Patent Exhaustion Inapplicable To Practice of Related But Separate Invention by Third Parties Interacting with Licensed Products


Helferich Patent Licensing, LLC v. The New York Times Co., ___ F.3d ___ (Feb. 10, 2014) (TARANTO, Bryson, Chen) (N.D. Ill.: Darrah) (4 of 5 stars)

Federal Circuit reverses summary judgment of noninfringement based on patent exhaustion. The case involves seven patents containing claims to mobile device handsets and other claims to systems and methods for transmitting data to handsets. The patentee previously licensed its portfolio to handset manufacturers, but filed against content providers who transmitted data to the handsets. Exhaustion did not bar the suit, even though the patents necessarily involved use of the already licensed handsets.

The Court extensively surveyed patent exhaustion precedent, concluding that courts have found exhaustion "only when the patentee's assertion of infringement was, or depended on, an assertion that an authorized acquirer [of a product practicing the patent] was using the same invention by infringing the asserted claims." Slip op. at 20. In contrast, there was no allegation here that the handset users were themselves infringing; rather, the infringement charges were directed solely at third parties transmitting data to the handsets in a manner covered by the content claims. The Court also emphasized that the handset and content claims were separately patented, unlike in patent exhaustion precedents involving complementary products, where the fact that one of the products was not separately patented was critical to the application of exhaustion. Moreover, the defendants did not argue that the claims could be infringed only with a handset with the inventive features in the patentee's other patents.

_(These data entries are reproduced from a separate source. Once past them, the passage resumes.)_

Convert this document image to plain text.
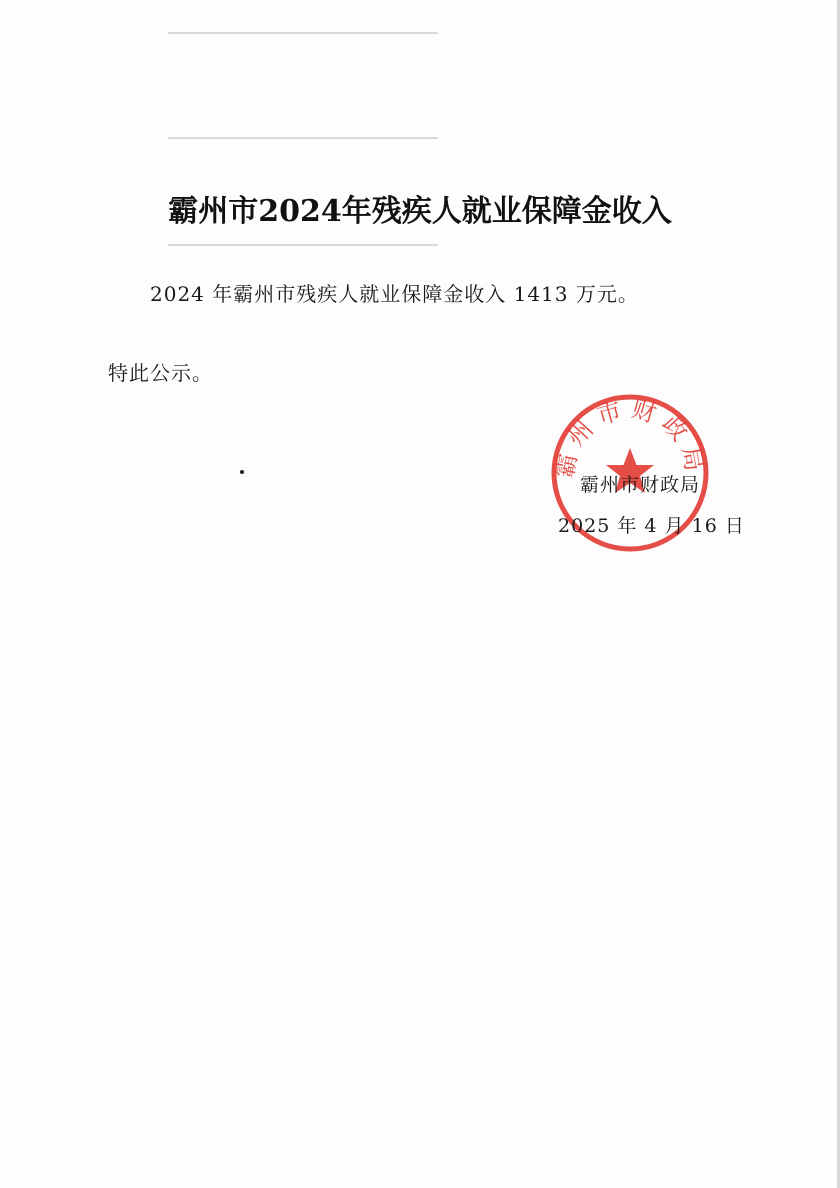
霸州市2024年残疾人就业保障金收入

2024 年霸州市残疾人就业保障金收入 1413 万元。

特此公示。

霸州市财政局

霸州市财政局

2025 年 4 月 16 日
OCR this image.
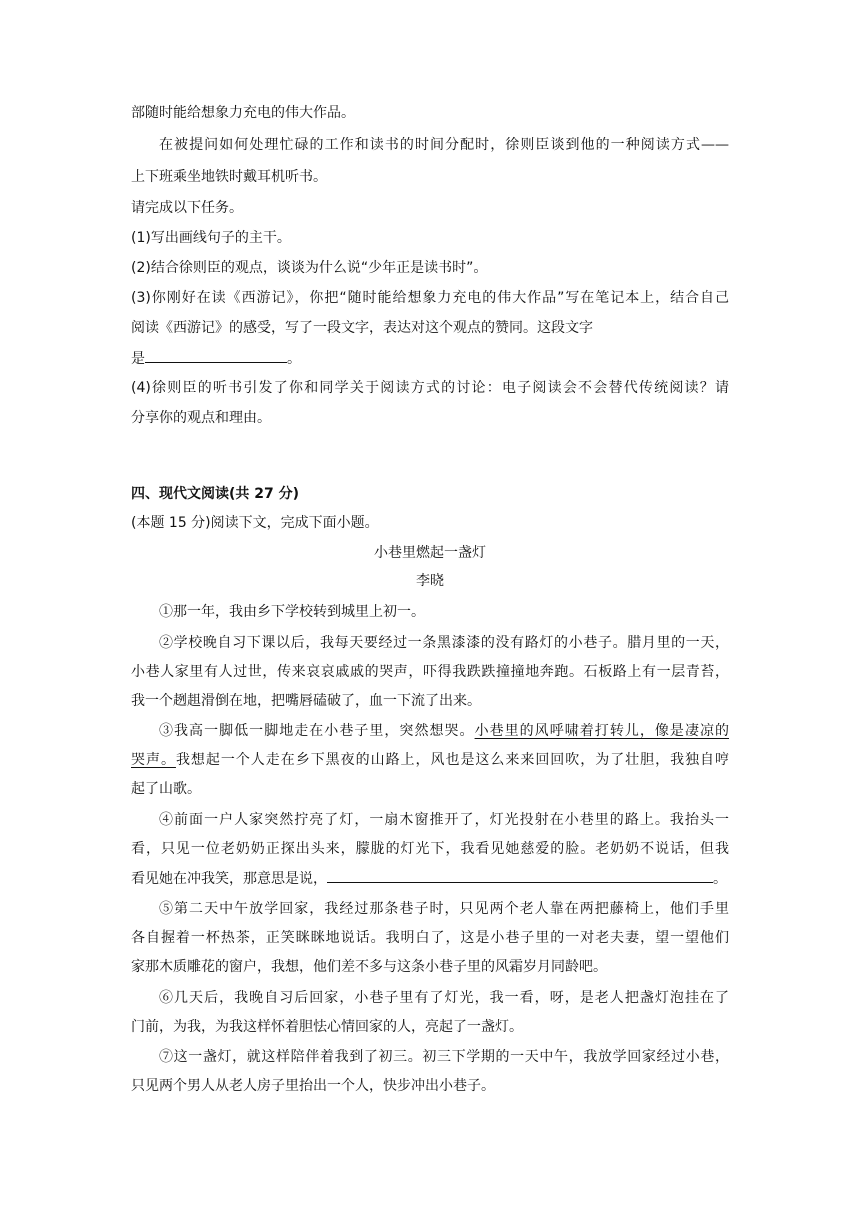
部随时能给想象力充电的伟大作品。
在被提问如何处理忙碌的工作和读书的时间分配时，徐则臣谈到他的一种阅读方式——
上下班乘坐地铁时戴耳机听书。
请完成以下任务。
(1)写出画线句子的主干。
(2)结合徐则臣的观点，谈谈为什么说“少年正是读书时”。
(3)你刚好在读《西游记》，你把“随时能给想象力充电的伟大作品”写在笔记本上，结合自己
阅读《西游记》的感受，写了一段文字，表达对这个观点的赞同。这段文字
是	。
(4)徐则臣的听书引发了你和同学关于阅读方式的讨论：电子阅读会不会替代传统阅读？请
分享你的观点和理由。
四、现代文阅读(共 27 分)
(本题 15 分)阅读下文，完成下面小题。
小巷里燃起一盏灯
李晓
①那一年，我由乡下学校转到城里上初一。
②学校晚自习下课以后，我每天要经过一条黑漆漆的没有路灯的小巷子。腊月里的一天，
小巷人家里有人过世，传来哀哀戚戚的哭声，吓得我跌跌撞撞地奔跑。石板路上有一层青苔，
我一个趔趄滑倒在地，把嘴唇磕破了，血一下流了出来。
③我高一脚低一脚地走在小巷子里，突然想哭。小巷里的风呼啸着打转儿，像是凄凉的
哭声。我想起一个人走在乡下黑夜的山路上，风也是这么来来回回吹，为了壮胆，我独自哼
起了山歌。
④前面一户人家突然拧亮了灯，一扇木窗推开了，灯光投射在小巷里的路上。我抬头一
看，只见一位老奶奶正探出头来，朦胧的灯光下，我看见她慈爱的脸。老奶奶不说话，但我
看见她在冲我笑，那意思是说，	。
⑤第二天中午放学回家，我经过那条巷子时，只见两个老人靠在两把藤椅上，他们手里
各自握着一杯热茶，正笑眯眯地说话。我明白了，这是小巷子里的一对老夫妻，望一望他们
家那木质雕花的窗户，我想，他们差不多与这条小巷子里的风霜岁月同龄吧。
⑥几天后，我晚自习后回家，小巷子里有了灯光，我一看，呀，是老人把盏灯泡挂在了
门前，为我，为我这样怀着胆怯心情回家的人，亮起了一盏灯。
⑦这一盏灯，就这样陪伴着我到了初三。初三下学期的一天中午，我放学回家经过小巷，
只见两个男人从老人房子里抬出一个人，快步冲出小巷子。
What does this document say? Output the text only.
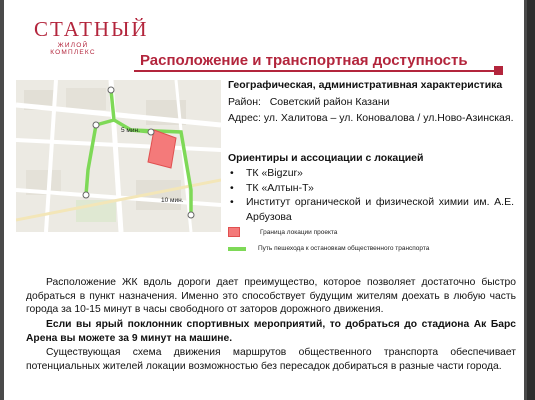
СТАТНЫЙ
ЖИЛОЙ КОМПЛЕКС	Расположение и транспортная доступность
5 мин.
10 мин.
Географическая, административная характеристика
Район: Советский район Казани
Адрес: ул. Халитова – ул. Коновалова / ул.Ново-Азинская.
Ориентиры и ассоциации с локацией
• ТК «Bigzur»
• ТК «Алтын-Т»
• Институт органической и физической химии им. А.Е. Арбузова
Граница локации проекта
Путь пешехода к остановкам общественного транспорта
Расположение ЖК вдоль дороги дает преимущество, которое позволяет достаточно быстро добраться в пункт назначения. Именно это способствует будущим жителям доехать в любую часть города за 10-15 минут в часы свободного от заторов дорожного движения.
Если вы ярый поклонник спортивных мероприятий, то добраться до стадиона Ак Барс Арена вы можете за 9 минут на машине.
Существующая схема движения маршрутов общественного транспорта обеспечивает потенциальных жителей локации возможностью без пересадок добираться в разные части города.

Stressing the novelty of the defendants' argument, the Federal Circuit declined extent the exhaustion doctrine, emphasizing that (1) cases grounding exhaustion in the common law of property suggested that the doctrine only protected the activities of the handset owners; (2) Congressional silence on the subject of exhaustion supported hewing closely to established precedent; (3) expanding the exhaustion doctrine to cover related products or third-party use could have dramatic implications for patent policy in the areas of software, communications, and social networking; and (4) restriction requirements imposed by the PTO during prosecution supported the conclusion that the content claims and handset claims were directed to distinct inventions.